A Jericho man and a Queens woman were arrested and charged Tuesday for selling "Virus Shut Out Cards" falsely marketed as air sanitizers to protect users from COVID-19, federal prosecutors said.

Po Shan Wong, 55, of Jericho, and Zhen Wu, 35, of Flushing Queens, each face a misdemeanor charge of distributing and selling one or more pesticides not registered with the Environmental Protection Agency, according to a statement from the U.S. Attorney’s Office with the Eastern District of New York.

A spokesman for the office said Wong and Wu appeared in federal court in Brooklyn Tuesday, but details from the hearing were not immediately available.

Prosecutors said the defendants sold the credit-card sized disinfectants for JCD Distribution Inc., based in College Point, Queens. Wong worked as the company’s general manager, while Wu was a sales manager, prosecutors said.

Authorities said the "Shut Out" cards were marketed as "portable space disinfection and sterilization cards … with a sterilization rate of 99%."

However, the products, when tested, contained sodium chlorite, which can convert to chlorine dioxide when exposed to water vapor, officials said. Those chemicals can cause breathing difficulties, nose, throat and lung irritation as well as other respiratory ailments, officials said.

"The brazenly false claims allegedly promoted by the defendants about their product potentially endangered the public not only by claiming to protect against the Covid-19 virus, but also by exposing users to the health hazard posed by a misbranded pesticide," said Eastern District Acting U.S. Attorney Seth D. DuCharme in a statement.

The cards were sold in minimum quantities of 50 at $9.50 per card, according to prosecutors.

Wong’s Uniondale-based attorney, Andrew T. Garbarino, could not immediately be reached for comment.

Wu’s Hempstead-based lawyer Peter Brill said his client was released on $50,000 personal-recognizance bond.
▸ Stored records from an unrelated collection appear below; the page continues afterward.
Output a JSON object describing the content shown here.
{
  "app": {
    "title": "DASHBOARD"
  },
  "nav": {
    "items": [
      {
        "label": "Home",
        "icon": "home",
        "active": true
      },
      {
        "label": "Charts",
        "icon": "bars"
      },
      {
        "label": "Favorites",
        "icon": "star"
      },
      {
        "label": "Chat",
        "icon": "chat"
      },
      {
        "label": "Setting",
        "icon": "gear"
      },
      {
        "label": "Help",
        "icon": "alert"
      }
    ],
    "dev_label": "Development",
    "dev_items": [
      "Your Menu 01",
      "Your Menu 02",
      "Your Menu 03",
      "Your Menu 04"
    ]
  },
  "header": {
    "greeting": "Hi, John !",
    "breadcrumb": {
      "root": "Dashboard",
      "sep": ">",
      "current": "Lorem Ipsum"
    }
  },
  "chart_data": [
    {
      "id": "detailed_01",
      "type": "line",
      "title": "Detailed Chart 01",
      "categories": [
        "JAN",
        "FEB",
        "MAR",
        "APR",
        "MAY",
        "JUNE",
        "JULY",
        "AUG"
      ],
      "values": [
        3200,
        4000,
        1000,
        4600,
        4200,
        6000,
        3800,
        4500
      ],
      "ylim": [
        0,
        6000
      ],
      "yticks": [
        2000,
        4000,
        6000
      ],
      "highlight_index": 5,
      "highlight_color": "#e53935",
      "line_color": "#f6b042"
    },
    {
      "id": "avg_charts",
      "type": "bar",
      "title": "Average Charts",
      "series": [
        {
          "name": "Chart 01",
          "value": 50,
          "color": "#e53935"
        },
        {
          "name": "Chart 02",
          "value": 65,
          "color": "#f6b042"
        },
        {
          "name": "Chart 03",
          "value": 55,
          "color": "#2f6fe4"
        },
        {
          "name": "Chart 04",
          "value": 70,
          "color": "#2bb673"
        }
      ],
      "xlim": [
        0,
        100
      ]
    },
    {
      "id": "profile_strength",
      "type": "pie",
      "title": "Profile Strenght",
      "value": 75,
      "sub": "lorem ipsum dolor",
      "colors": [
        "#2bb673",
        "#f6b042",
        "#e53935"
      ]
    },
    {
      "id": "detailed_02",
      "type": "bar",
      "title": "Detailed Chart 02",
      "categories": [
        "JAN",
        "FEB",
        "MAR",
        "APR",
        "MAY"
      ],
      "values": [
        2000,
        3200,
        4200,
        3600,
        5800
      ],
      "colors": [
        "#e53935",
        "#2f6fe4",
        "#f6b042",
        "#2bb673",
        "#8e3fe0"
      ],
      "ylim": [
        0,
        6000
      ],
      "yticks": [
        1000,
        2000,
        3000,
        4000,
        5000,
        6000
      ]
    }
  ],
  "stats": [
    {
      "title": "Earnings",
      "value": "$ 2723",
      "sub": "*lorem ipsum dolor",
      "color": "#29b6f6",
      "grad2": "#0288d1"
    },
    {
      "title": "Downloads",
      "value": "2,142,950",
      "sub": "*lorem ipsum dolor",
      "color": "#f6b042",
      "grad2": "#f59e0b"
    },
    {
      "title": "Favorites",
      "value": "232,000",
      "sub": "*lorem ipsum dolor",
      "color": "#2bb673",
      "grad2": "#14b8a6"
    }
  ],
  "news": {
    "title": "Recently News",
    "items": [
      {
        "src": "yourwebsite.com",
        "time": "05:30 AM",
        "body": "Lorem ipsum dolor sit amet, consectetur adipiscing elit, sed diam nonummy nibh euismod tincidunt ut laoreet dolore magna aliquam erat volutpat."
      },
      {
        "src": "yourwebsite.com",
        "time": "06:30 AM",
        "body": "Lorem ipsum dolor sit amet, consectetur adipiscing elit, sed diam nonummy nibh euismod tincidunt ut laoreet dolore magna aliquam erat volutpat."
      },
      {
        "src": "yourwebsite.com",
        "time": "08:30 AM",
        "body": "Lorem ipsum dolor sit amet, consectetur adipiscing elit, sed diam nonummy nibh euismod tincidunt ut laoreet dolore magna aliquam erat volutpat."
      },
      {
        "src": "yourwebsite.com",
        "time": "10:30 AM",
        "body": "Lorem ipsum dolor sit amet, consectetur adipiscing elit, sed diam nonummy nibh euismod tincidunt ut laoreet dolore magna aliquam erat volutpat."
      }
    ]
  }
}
Wu is a mother to a young child, Brill said. Her employer copied the product’s effectiveness claims from its distributor, he said. Wu was unaware she helped sell an illegal product, according to Brill.

"My client was not far enough up the food chain to have thought about whether these were illegal or not," he said.

JCD Distribution Inc.'s Facebook page displayed images of the product worn on a lanyard around a woman’s neck, attached to the lapel of a man’s suit, and fastened to a boy’s backpack, according to the criminal complaint filed against Wong and Wu.